Here are five deliciously dark novels that explore the sinister side of marriage…
The Tenant of Wildfell Hall by Anne Bronte
Although widely regarded as a feminist drama, I think The Tenant of Wildfell also has a thriller-ish quality to it, and is probably my favourite Bronte novel. Charlotte Bronte disliked the book because of its radical subject matter and prevented its republication until 1854. When a mysterious and beautiful young woman moves into Wildfell Hall, Gilbert Markham is intrigued by her and decides to find out her secret. Told through a series of letters and diary entries, it’s a powerful, shocking, and in some ways, quite modern story of an oppressive marriage.
Rebecca by Daphne du Maurier
A young working class girl, travelling as a paid companion to a posh lady is swept off her feet by an attractive and wealthy widower, and very soon becomes the second Mrs de Winter. (We are never told her first name). However, the fairy tale darkens when she arrives at his ancestral home, Manderley, a mansion that’s haunted by the memory of her predecessor, Rebecca, and she finds herself fighting off shadows from the past. Her husband’s friends and family are constantly making comparisons and she becomes paranoid and full of self-doubt. The Hitchcock film adaptation is just as atmospheric and compelling as the book, and I love Judith Anderson’s portrayal of Rebecca’s old maid, the wonderfully creepy Mrs Danvers.
Gone Girl by Gillian Flynn
Nick and Amy Dunne are writers- he’s a journalist and she writes quizzes for magazines. They’ve left their glamorous, happy New York life and moved to the suburbs to look after Nick’s dying mother. The story begins on their fifth wedding anniversary, as Nick comes home to find his wife missing. When traces of blood are found in their living room, and Nick’s behaviour becomes increasingly evasive, it isn’t long before he becomes a suspect himself. Amy’s left Twisty, addictive and brilliantly written, it alternates between Nick’s narration and Amy’s diary entries, both of which can’t really be trusted, and is a sharp, witty observation of a troubled marriage that caused a sensation when it was published.

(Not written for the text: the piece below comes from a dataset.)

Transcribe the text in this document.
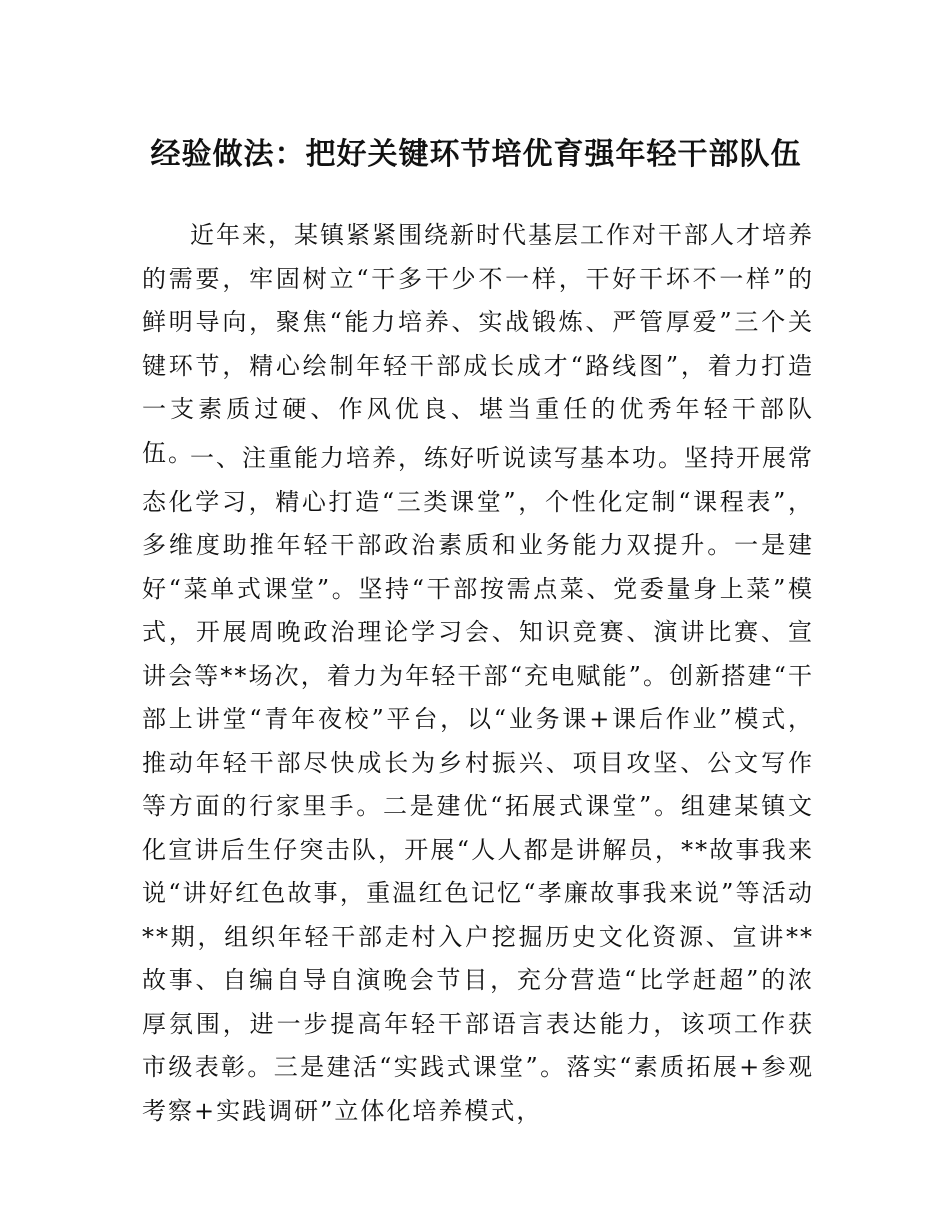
经验做法：把好关键环节培优育强年轻干部队伍

近年来，某镇紧紧围绕新时代基层工作对干部人才培养的需要，牢固树立“干多干少不一样，干好干坏不一样”的鲜明导向，聚焦“能力培养、实战锻炼、严管厚爱”三个关键环节，精心绘制年轻干部成长成才“路线图”，着力打造一支素质过硬、作风优良、堪当重任的优秀年轻干部队伍。

一、注重能力培养，练好听说读写基本功。坚持开展常态化学习，精心打造“三类课堂”，个性化定制“课程表”，多维度助推年轻干部政治素质和业务能力双提升。一是建好“菜单式课堂”。坚持“干部按需点菜、党委量身上菜”模式，开展周晚政治理论学习会、知识竞赛、演讲比赛、宣讲会等**场次，着力为年轻干部“充电赋能”。创新搭建“干部上讲堂“青年夜校”平台，以“业务课+课后作业”模式，推动年轻干部尽快成长为乡村振兴、项目攻坚、公文写作等方面的行家里手。二是建优“拓展式课堂”。组建某镇文化宣讲后生仔突击队，开展“人人都是讲解员，**故事我来说“讲好红色故事，重温红色记忆“孝廉故事我来说”等活动**期，组织年轻干部走村入户挖掘历史文化资源、宣讲**故事、自编自导自演晚会节目，充分营造“比学赶超”的浓厚氛围，进一步提高年轻干部语言表达能力，该项工作获市级表彰。三是建活“实践式课堂”。落实“素质拓展+参观考察+实践调研”立体化培养模式，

The Silent Wife by A S A Harrison
Todd and Jodie are a wealthy, successful couple who’ve been together for twenty years. He has a building business and she is a therapist, and they live in a beautiful waterfront house. But we learn early on that not everything is at seems. Todd is a cheat and Jodie, who is aware of this but is in denial, will soon be a killer. Although it works at a sort of cooler pace than Gone Girl—perhaps reflecting the “silent” nature of its protagonist—we’re just as gripped, as we move towards the moment Jodie becomes embroiled in murder.
Before I Go to Sleep by S J Watson
In this ingeniously constructed novel, Christine has a form of amnesia that means she can only store memories for twenty four hours. Every morning she wakes up “in an unfamiliar bed with an unfamiliar man”—her husband, Ben, with no sense of who she is and what’s happened in her life. Every day Ben tells her that her condition was caused by a car crash decades ago, only for her to forget this information again when she goes to sleep. But she has a secret journal, to which she is directed to on a daily basis by Dr Nash, a psychologist helping her with seemingly impossible task, of reconstructing and solving the puzzle of her past.